Always interesting the questions that arise while learning. Thought you would be interested in an enquiry from Australia ….
I have come across a Thunderer whistle on UK ebay that appears to be very early. (ebay 150825…… ). It only has markings "The Thunderer Patent"set in an oblong box on the upper mouthpiece. I have searched the books but cannot come up with any information on that style of Thunderer. I would think that wording might indicate that a patent had been applied for but not yet granted, although they usually put "patent applied for"don't they.
'Good eye' Bob 🙂 ( pun intended )
You are improving right along. This looks to be made to the earliest of Hudson's Glasgow patent. Happened right after the 6 piece MacDonald and Auld hit the market. That would date between 1891 and 1905. Whether this one falls in that period or not I can't tell. It may or may not have the word PATENT on it and still fall in that time period. No matter, the design is exactly the same !! They used the boxed stamp on and off early on till circa 1910. These are smaller than they look in the picture.

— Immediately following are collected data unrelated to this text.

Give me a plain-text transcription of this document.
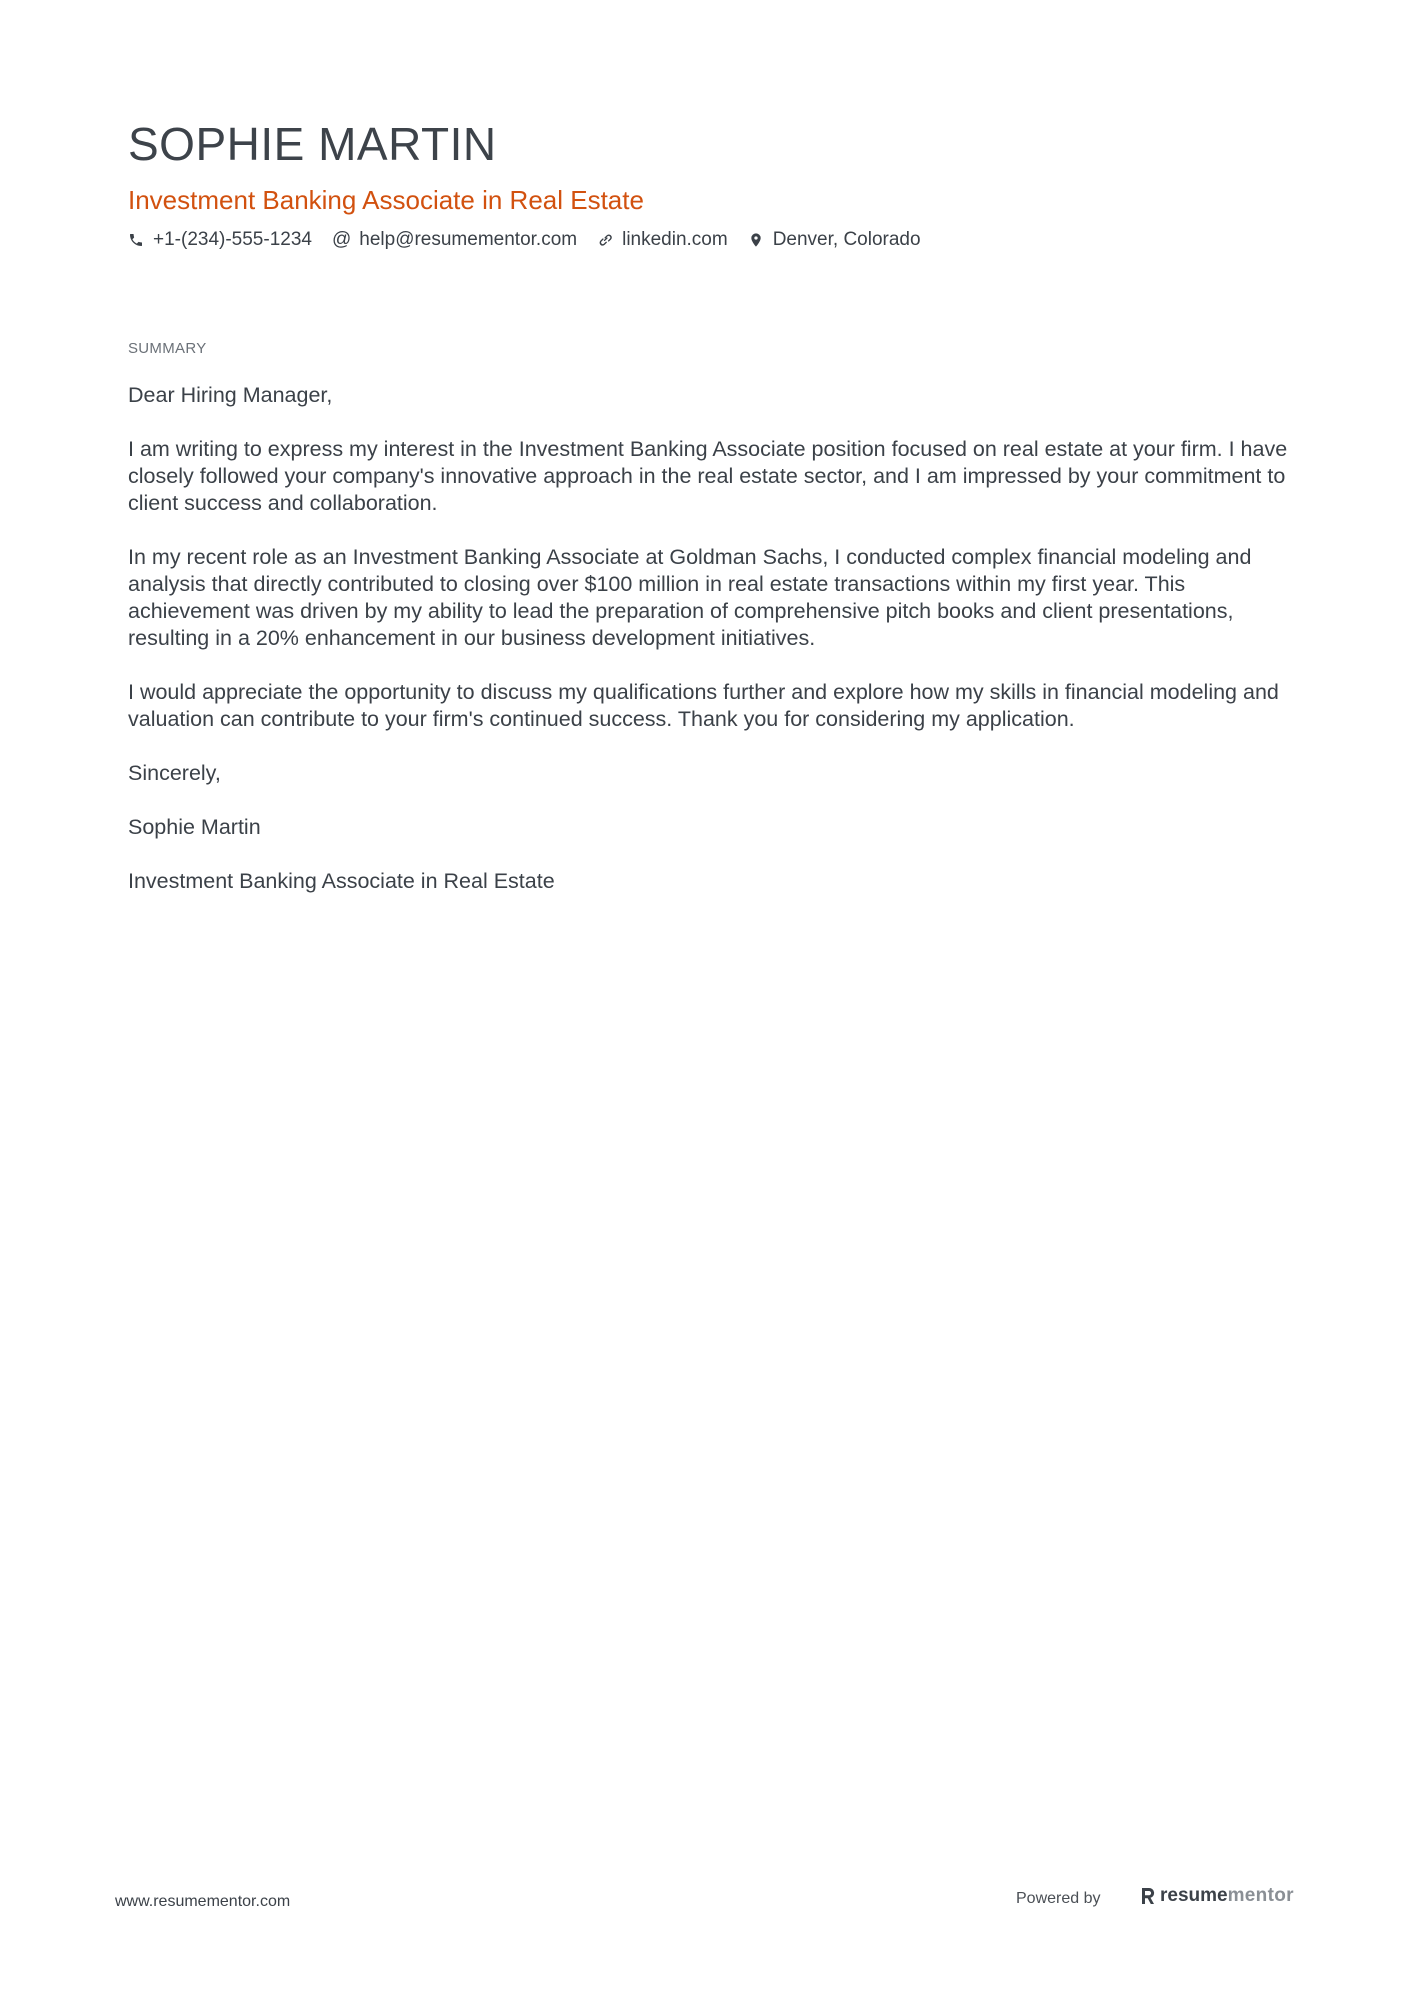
SOPHIE MARTIN
Investment Banking Associate in Real Estate
+1-(234)-555-1234 @ help@resumementor.com linkedin.com Denver, Colorado
SUMMARY

Dear Hiring Manager,

I am writing to express my interest in the Investment Banking Associate position focused on real estate at your firm. I have closely followed your company's innovative approach in the real estate sector, and I am impressed by your commitment to client success and collaboration.

In my recent role as an Investment Banking Associate at Goldman Sachs, I conducted complex financial modeling and analysis that directly contributed to closing over $100 million in real estate transactions within my first year. This achievement was driven by my ability to lead the preparation of comprehensive pitch books and client presentations, resulting in a 20% enhancement in our business development initiatives.

I would appreciate the opportunity to discuss my qualifications further and explore how my skills in financial modeling and valuation can contribute to your firm's continued success. Thank you for considering my application.

Sincerely,

Sophie Martin

Investment Banking Associate in Real Estate

www.resumementor.com	Powered by	resume mentor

There are plenty to be found, nonetheless can be just as collectable and old as the heavy 5 and 6 piece oldest Glasgow designed whistles !!!
Originally I think that Black and Company used the block THUNDERER image. You may recall that Hudson didn't get exclusive rights to the Thunderer name for themselves until a much later date ( 1927 ). My guess is that they won that decision because they had run everyone out of business anyway !!! Regardless, India was using it spelled correctly and incorrectly even in the 1940s
Postage shows as not free from where I am looking as you also mention, but maybe on your end. Personally I think it is priced too high if you take your time. Doesn't look to be the best of condition too if you are patient.
It is true that the three books on Whistles by Gilchrist are somewhat essential. Until at least more is available on the internet. Keep those questions coming !!!!